Bounding the Black Box: A Statistical Certification Framework for AI Risk Regulation

TL;DR

This paper introduces a statistical certification framework inspired by aviation safety standards to quantitatively verify AI system safety for regulatory compliance.

Contribution

It proposes a two-stage process that enables regulators and developers to certify AI safety without needing internal model access, addressing a critical verification gap.

Findings

The framework provides an auditable upper bound on AI failure rates.

It aligns with existing legal and regulatory safety requirements.

The method scales to complex, opaque AI architectures.

Abstract

Artificial intelligence now decides who receives a loan, who is flagged for criminal investigation, and whether an autonomous vehicle brakes in time.
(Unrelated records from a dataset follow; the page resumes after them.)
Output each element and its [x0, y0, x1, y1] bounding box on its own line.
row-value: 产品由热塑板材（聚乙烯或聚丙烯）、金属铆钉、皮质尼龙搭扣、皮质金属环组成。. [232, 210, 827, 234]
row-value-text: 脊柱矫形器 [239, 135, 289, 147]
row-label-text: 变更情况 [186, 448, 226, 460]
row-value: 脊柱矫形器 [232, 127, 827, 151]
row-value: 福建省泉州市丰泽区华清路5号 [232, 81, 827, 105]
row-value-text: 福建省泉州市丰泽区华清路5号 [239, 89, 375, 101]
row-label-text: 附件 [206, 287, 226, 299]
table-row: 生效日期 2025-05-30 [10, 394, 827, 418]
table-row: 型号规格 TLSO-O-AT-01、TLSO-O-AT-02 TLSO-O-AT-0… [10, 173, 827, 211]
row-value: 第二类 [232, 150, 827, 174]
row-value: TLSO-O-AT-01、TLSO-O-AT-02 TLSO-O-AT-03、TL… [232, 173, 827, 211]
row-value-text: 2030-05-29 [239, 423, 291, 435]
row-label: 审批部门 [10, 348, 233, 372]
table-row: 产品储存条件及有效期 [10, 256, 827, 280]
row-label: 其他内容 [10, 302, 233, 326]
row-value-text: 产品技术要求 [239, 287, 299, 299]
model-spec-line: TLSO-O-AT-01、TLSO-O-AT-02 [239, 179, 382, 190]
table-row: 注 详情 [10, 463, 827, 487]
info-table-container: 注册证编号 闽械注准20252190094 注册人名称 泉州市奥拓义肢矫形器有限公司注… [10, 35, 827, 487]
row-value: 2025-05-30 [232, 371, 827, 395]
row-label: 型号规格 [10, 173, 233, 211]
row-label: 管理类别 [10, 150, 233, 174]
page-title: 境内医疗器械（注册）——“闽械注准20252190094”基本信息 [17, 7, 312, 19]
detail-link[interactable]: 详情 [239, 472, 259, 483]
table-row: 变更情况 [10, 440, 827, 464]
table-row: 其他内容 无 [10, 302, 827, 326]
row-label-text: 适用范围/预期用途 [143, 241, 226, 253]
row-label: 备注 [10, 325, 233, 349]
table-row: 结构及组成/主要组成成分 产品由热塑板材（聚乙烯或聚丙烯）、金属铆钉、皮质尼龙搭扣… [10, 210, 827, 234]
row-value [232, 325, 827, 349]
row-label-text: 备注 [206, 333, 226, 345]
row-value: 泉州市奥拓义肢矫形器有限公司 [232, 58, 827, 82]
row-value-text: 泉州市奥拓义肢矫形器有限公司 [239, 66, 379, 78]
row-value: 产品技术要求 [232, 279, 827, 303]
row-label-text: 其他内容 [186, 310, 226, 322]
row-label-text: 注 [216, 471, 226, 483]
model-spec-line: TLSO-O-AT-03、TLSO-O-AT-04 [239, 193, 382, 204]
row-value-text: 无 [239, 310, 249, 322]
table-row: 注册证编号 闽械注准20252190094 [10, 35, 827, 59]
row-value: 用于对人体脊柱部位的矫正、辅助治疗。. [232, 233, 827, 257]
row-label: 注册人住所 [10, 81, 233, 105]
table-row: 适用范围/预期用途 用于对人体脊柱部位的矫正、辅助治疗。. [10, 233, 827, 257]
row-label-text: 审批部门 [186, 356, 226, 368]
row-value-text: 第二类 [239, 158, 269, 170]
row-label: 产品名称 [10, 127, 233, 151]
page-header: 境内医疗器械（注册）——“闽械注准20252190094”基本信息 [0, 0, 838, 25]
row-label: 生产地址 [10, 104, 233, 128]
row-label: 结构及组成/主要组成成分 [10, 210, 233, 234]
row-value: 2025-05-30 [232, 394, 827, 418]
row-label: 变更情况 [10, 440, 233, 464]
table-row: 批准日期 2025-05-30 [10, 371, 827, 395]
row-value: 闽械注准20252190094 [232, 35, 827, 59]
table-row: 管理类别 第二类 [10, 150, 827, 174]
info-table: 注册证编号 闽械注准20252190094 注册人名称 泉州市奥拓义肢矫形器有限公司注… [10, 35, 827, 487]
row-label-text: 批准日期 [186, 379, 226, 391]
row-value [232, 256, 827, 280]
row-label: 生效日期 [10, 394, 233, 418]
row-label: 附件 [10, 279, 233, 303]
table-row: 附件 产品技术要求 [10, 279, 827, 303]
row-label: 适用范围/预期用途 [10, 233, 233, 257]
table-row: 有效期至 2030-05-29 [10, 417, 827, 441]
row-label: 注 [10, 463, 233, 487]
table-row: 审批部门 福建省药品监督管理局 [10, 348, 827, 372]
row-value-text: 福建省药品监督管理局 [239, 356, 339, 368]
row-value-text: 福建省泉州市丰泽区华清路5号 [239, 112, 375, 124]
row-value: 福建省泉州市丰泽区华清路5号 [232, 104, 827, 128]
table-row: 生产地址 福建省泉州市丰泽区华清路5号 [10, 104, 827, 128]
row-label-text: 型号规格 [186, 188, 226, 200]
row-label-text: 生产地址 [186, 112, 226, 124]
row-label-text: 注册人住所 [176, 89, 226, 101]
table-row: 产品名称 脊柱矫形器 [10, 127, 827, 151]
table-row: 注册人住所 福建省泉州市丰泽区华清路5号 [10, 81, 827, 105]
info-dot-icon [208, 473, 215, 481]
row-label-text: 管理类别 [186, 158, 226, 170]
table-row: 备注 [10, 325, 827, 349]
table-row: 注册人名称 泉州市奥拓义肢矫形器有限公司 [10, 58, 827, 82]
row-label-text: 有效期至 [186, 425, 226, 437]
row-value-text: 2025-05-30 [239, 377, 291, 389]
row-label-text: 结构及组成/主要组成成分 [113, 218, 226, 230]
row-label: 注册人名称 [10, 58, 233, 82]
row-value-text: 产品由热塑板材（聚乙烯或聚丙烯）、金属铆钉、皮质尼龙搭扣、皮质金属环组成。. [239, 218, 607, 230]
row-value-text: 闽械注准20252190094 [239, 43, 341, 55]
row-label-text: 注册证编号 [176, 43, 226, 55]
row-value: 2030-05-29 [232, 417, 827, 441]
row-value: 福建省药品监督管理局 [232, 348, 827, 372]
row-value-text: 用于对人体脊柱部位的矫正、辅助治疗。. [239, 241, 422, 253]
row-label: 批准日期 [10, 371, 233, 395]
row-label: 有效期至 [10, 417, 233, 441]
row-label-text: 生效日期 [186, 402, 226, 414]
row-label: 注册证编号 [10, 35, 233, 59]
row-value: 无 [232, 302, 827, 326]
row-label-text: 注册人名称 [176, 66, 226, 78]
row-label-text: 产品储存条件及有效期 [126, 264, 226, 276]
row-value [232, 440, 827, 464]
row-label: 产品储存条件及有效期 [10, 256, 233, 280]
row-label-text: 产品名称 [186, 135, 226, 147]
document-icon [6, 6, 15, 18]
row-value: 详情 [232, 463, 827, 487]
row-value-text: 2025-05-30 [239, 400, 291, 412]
Governments have responded: the EU AI Act, the NIST Risk Management Framework, and the Council of Europe Convention all demand that high-risk systems demonstrate safety before deployment. Yet beneath this regulatory consensus lies a critical vacuum: none specifies what ``acceptable risk'' means in quantitative terms, and none provides a technical method for verifying that a deployed system actually meets such a threshold. The regulatory architecture is in place; the verification instrument is not. This gap is not theoretical. As the EU AI Act moves into full enforcement, developers face mandatory conformity assessments without established methodologies for producing quantitative safety evidence - and the systems most in need of oversight are opaque statistical inference engines that resist white-box scrutiny. This paper provides the missing instrument. Drawing on the aviation certification paradigm, we propose a two-stage framework that transforms AI risk regulation into engineering practice. In Stage One, a competent authority formally fixes an acceptable failure probability $\delta$ and an operational input domain $\varepsilon$ - a normative act with direct civil liability implications. In Stage Two, the RoMA and gRoMA statistical verification tools compute a definitive, auditable upper bound on the system's true failure rate, requiring no access to model internals and scaling to arbitrary architectures. We demonstrate how this certificate satisfies existing regulatory obligations, shifts accountability upstream to developers, and integrates with the legal frameworks that exist today.